A new study from a joint team of researchers from Durham University, UK and the University of Jyväskylä, Finland revealed that sad music can be used for music therapy and rehabilitation to help people lighten up their mood.

The study, published in the journal PLOS One, suggests that listening to sad music can improve a person's mood by evoking pleasurable and comforting memories related to the sad music.

However, researchers also noted that some of their participants have related sad music with previous painful experiences, making them strained mentally and physically.

"Some people enjoy sad music and derive a lot of comfort out of such music in certain situations but when a particular piece of music becomes a container for a negative emotion related to a personal or environmental challenge, a music therapist would carefully start working on its representations," explained Professor Jörg Fachner, Professor of Music, Health and the Brain, at Anglia Ruskin University and was not part of the study, in a statement.

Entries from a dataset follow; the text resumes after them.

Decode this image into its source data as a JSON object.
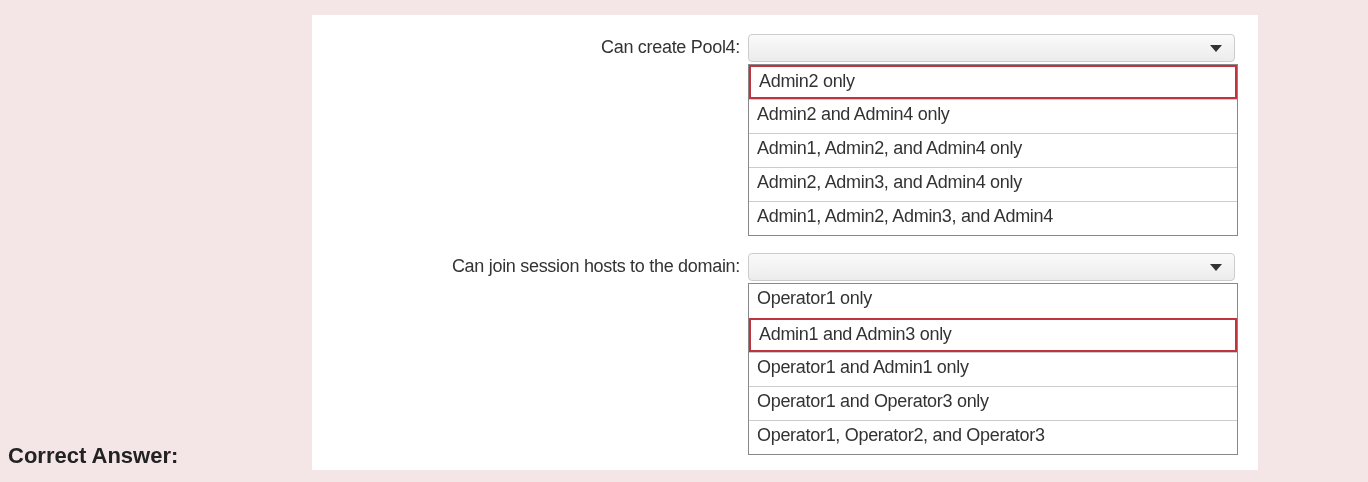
{
  "answer_label": "Correct Answer:",
  "questions": [
    {
      "label": "Can create Pool4:",
      "options": [
        {
          "text": "Admin2 only",
          "selected": true
        },
        {
          "text": "Admin2 and Admin4 only",
          "selected": false
        },
        {
          "text": "Admin1, Admin2, and Admin4 only",
          "selected": false
        },
        {
          "text": "Admin2, Admin3, and Admin4 only",
          "selected": false
        },
        {
          "text": "Admin1, Admin2, Admin3, and Admin4",
          "selected": false
        }
      ]
    },
    {
      "label": "Can join session hosts to the domain:",
      "options": [
        {
          "text": "Operator1 only",
          "selected": false
        },
        {
          "text": "Admin1 and Admin3 only",
          "selected": true
        },
        {
          "text": "Operator1 and Admin1 only",
          "selected": false
        },
        {
          "text": "Operator1 and Operator3 only",
          "selected": false
        },
        {
          "text": "Operator1, Operator2, and Operator3",
          "selected": false
        }
      ]
    }
  ]
}
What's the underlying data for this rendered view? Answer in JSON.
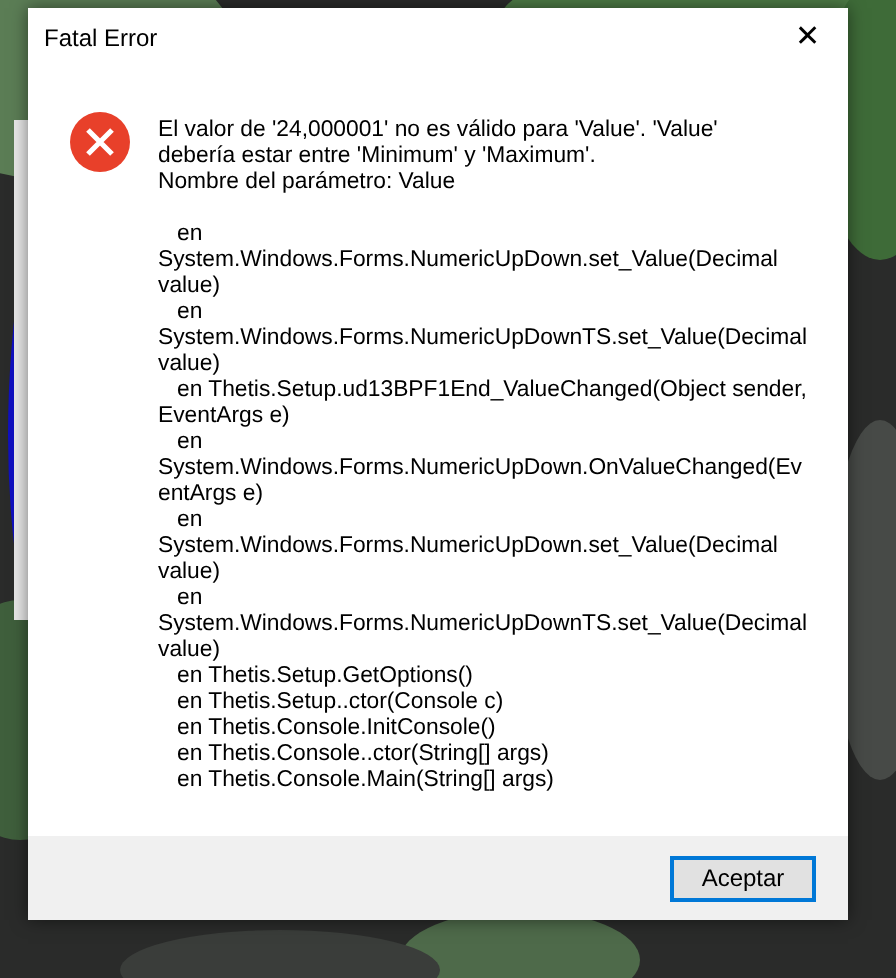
{
  "window": {
    "title": "Fatal Error",
    "close": "✕"
  },
  "message_lines": [
    "El valor de '24,000001' no es válido para 'Value'. 'Value'",
    "debería estar entre 'Minimum' y 'Maximum'.",
    "Nombre del parámetro: Value"
  ],
  "trace_lines": [
    "   en",
    "System.Windows.Forms.NumericUpDown.set_Value(Decimal",
    "value)",
    "   en",
    "System.Windows.Forms.NumericUpDownTS.set_Value(Decimal",
    "value)",
    "   en Thetis.Setup.ud13BPF1End_ValueChanged(Object sender,",
    "EventArgs e)",
    "   en",
    "System.Windows.Forms.NumericUpDown.OnValueChanged(Ev",
    "entArgs e)",
    "   en",
    "System.Windows.Forms.NumericUpDown.set_Value(Decimal",
    "value)",
    "   en",
    "System.Windows.Forms.NumericUpDownTS.set_Value(Decimal",
    "value)",
    "   en Thetis.Setup.GetOptions()",
    "   en Thetis.Setup..ctor(Console c)",
    "   en Thetis.Console.InitConsole()",
    "   en Thetis.Console..ctor(String[] args)",
    "   en Thetis.Console.Main(String[] args)"
  ],
  "buttons": [
    {
      "label": "Aceptar",
      "default": true
    }
  ]
}
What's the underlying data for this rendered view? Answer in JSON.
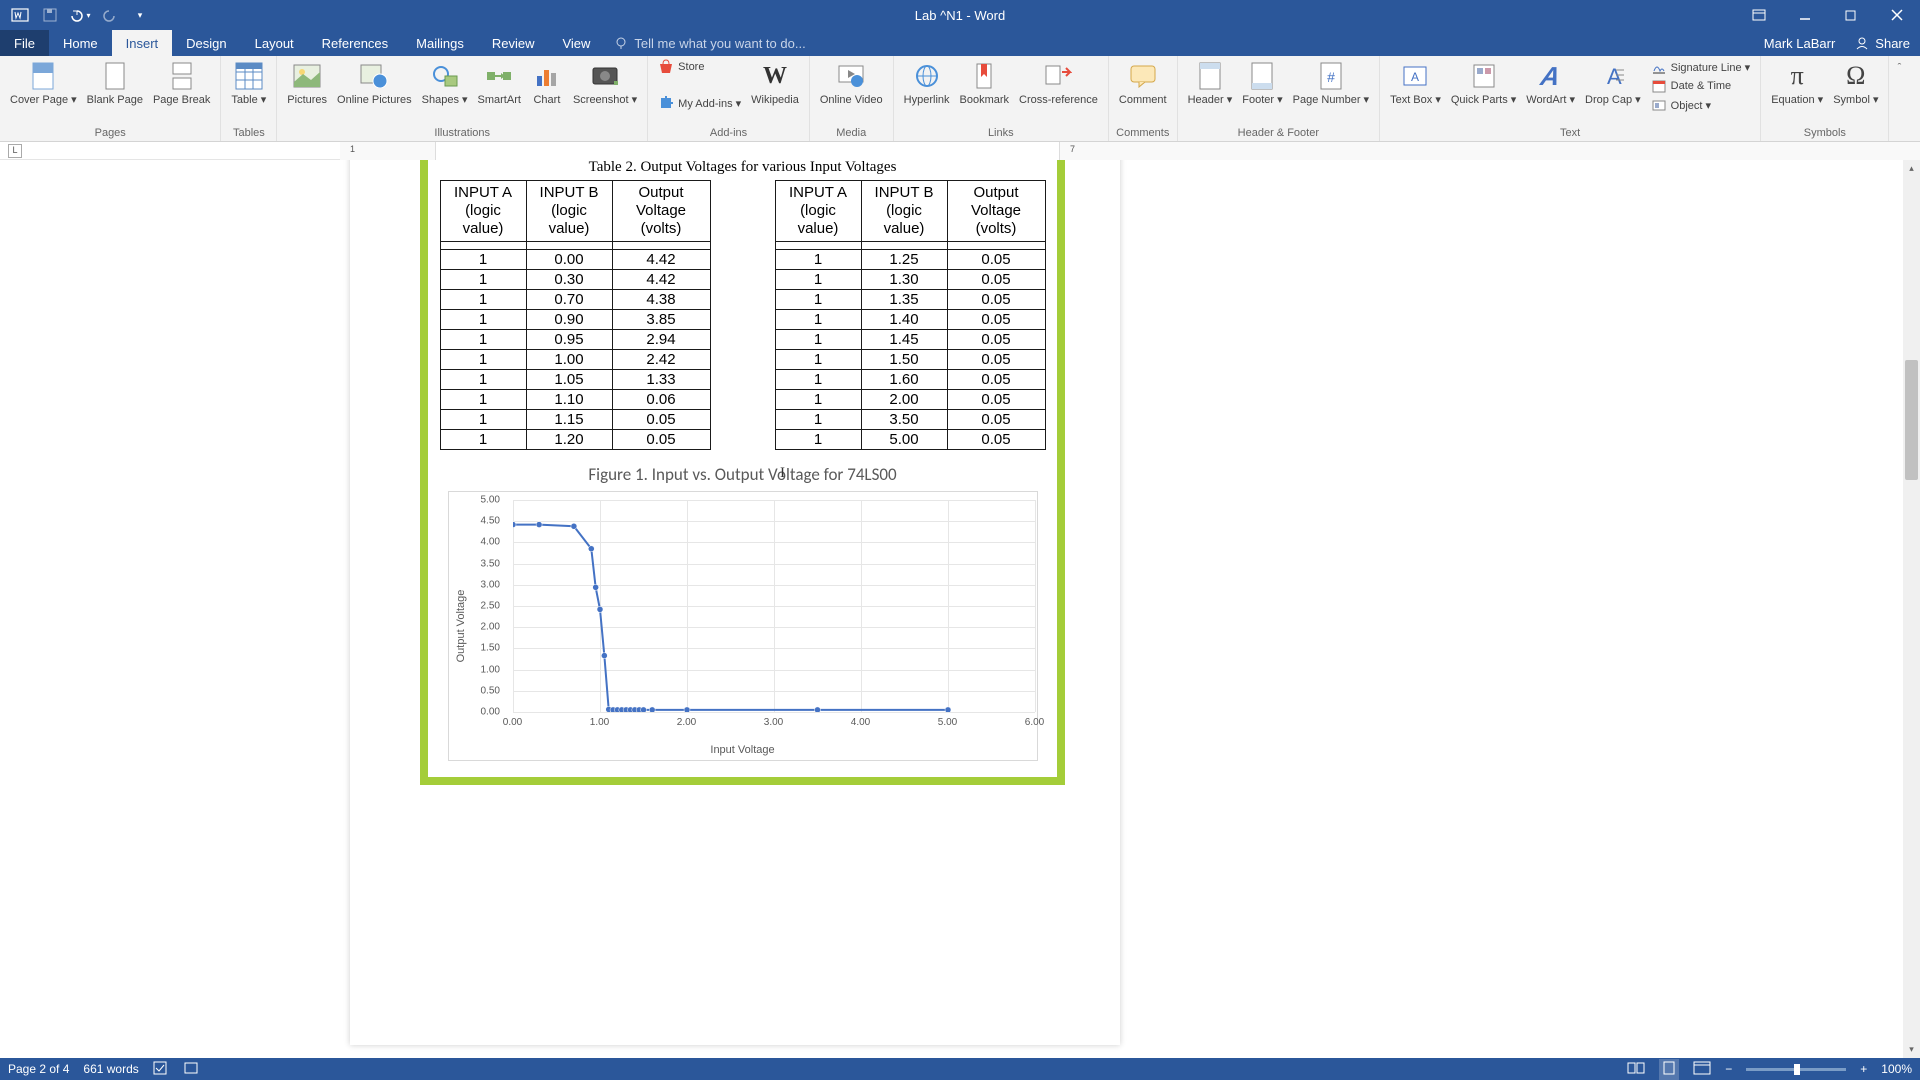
{
  "app": {
    "title": "Lab ^N1 - Word",
    "user": "Mark LaBarr",
    "share": "Share"
  },
  "tabs": [
    "File",
    "Home",
    "Insert",
    "Design",
    "Layout",
    "References",
    "Mailings",
    "Review",
    "View"
  ],
  "tellme": "Tell me what you want to do...",
  "ribbon": {
    "groups": {
      "pages": {
        "label": "Pages",
        "items": [
          "Cover Page ▾",
          "Blank Page",
          "Page Break"
        ]
      },
      "tables": {
        "label": "Tables",
        "item": "Table ▾"
      },
      "illus": {
        "label": "Illustrations",
        "items": [
          "Pictures",
          "Online Pictures",
          "Shapes ▾",
          "SmartArt",
          "Chart",
          "Screenshot ▾"
        ]
      },
      "addins": {
        "label": "Add-ins",
        "store": "Store",
        "myaddins": "My Add-ins ▾",
        "wikipedia": "Wikipedia"
      },
      "media": {
        "label": "Media",
        "item": "Online Video"
      },
      "links": {
        "label": "Links",
        "items": [
          "Hyperlink",
          "Bookmark",
          "Cross-reference"
        ]
      },
      "comments": {
        "label": "Comments",
        "item": "Comment"
      },
      "hf": {
        "label": "Header & Footer",
        "items": [
          "Header ▾",
          "Footer ▾",
          "Page Number ▾"
        ]
      },
      "text": {
        "label": "Text",
        "items": [
          "Text Box ▾",
          "Quick Parts ▾",
          "WordArt ▾",
          "Drop Cap ▾"
        ],
        "small": [
          "Signature Line ▾",
          "Date & Time",
          "Object ▾"
        ]
      },
      "symbols": {
        "label": "Symbols",
        "items": [
          "Equation ▾",
          "Symbol ▾"
        ]
      }
    }
  },
  "doc": {
    "table_caption": "Table 2. Output Voltages for various Input Voltages",
    "headers": {
      "a": "INPUT A",
      "a2": "(logic value)",
      "b": "INPUT B",
      "b2": "(logic value)",
      "v": "Output Voltage",
      "v2": "(volts)"
    },
    "left_rows": [
      [
        "1",
        "0.00",
        "4.42"
      ],
      [
        "1",
        "0.30",
        "4.42"
      ],
      [
        "1",
        "0.70",
        "4.38"
      ],
      [
        "1",
        "0.90",
        "3.85"
      ],
      [
        "1",
        "0.95",
        "2.94"
      ],
      [
        "1",
        "1.00",
        "2.42"
      ],
      [
        "1",
        "1.05",
        "1.33"
      ],
      [
        "1",
        "1.10",
        "0.06"
      ],
      [
        "1",
        "1.15",
        "0.05"
      ],
      [
        "1",
        "1.20",
        "0.05"
      ]
    ],
    "right_rows": [
      [
        "1",
        "1.25",
        "0.05"
      ],
      [
        "1",
        "1.30",
        "0.05"
      ],
      [
        "1",
        "1.35",
        "0.05"
      ],
      [
        "1",
        "1.40",
        "0.05"
      ],
      [
        "1",
        "1.45",
        "0.05"
      ],
      [
        "1",
        "1.50",
        "0.05"
      ],
      [
        "1",
        "1.60",
        "0.05"
      ],
      [
        "1",
        "2.00",
        "0.05"
      ],
      [
        "1",
        "3.50",
        "0.05"
      ],
      [
        "1",
        "5.00",
        "0.05"
      ]
    ],
    "figure_caption": "Figure 1. Input vs. Output Voltage for 74LS00"
  },
  "chart_data": {
    "type": "line",
    "title": "Figure 1. Input vs. Output Voltage for 74LS00",
    "xlabel": "Input Voltage",
    "ylabel": "Output Voltage",
    "xlim": [
      0.0,
      6.0
    ],
    "ylim": [
      0.0,
      5.0
    ],
    "xticks": [
      0.0,
      1.0,
      2.0,
      3.0,
      4.0,
      5.0,
      6.0
    ],
    "yticks": [
      0.0,
      0.5,
      1.0,
      1.5,
      2.0,
      2.5,
      3.0,
      3.5,
      4.0,
      4.5,
      5.0
    ],
    "x": [
      0.0,
      0.3,
      0.7,
      0.9,
      0.95,
      1.0,
      1.05,
      1.1,
      1.15,
      1.2,
      1.25,
      1.3,
      1.35,
      1.4,
      1.45,
      1.5,
      1.6,
      2.0,
      3.5,
      5.0
    ],
    "y": [
      4.42,
      4.42,
      4.38,
      3.85,
      2.94,
      2.42,
      1.33,
      0.06,
      0.05,
      0.05,
      0.05,
      0.05,
      0.05,
      0.05,
      0.05,
      0.05,
      0.05,
      0.05,
      0.05,
      0.05
    ]
  },
  "status": {
    "page": "Page 2 of 4",
    "words": "661 words",
    "zoom": "100%"
  }
}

For the study, researchers enrolled f 2,436 people across three large-scale surveys in the UK and Finland. These surveys explored the reasons, mechanisms and emotions of memorable experiences linked with sad music.

The researchers found three types of experience associated with sad music across the survey. These experiences include pleasure, comfort and pain. They also noted that older adults tend to feel stronger experiences of comforting sadness when listening to sad music, while young people and women experience strong negative feelings when listening to sad music.

According to the researchers each type emotional experience associated with sad music could be connected to a distinct profile of reasons, psychological mechanisms, and reactions.

"We think that this demonstrates well the functional nature of these experiences," explained Dr Henna-Riikka Peltola from the University of Jyväskylä and co-author of the study in a press release. "Although the positive experiences seemed to be the most frequently associated with sad music, truly negative experiences are not uncommon in any of the samples in our research."

Their findings suggest that sad music may have different effects on different people and a skillful music therapist should know how to adapt to the individual meaning of the sad music representing negative experiences and memories.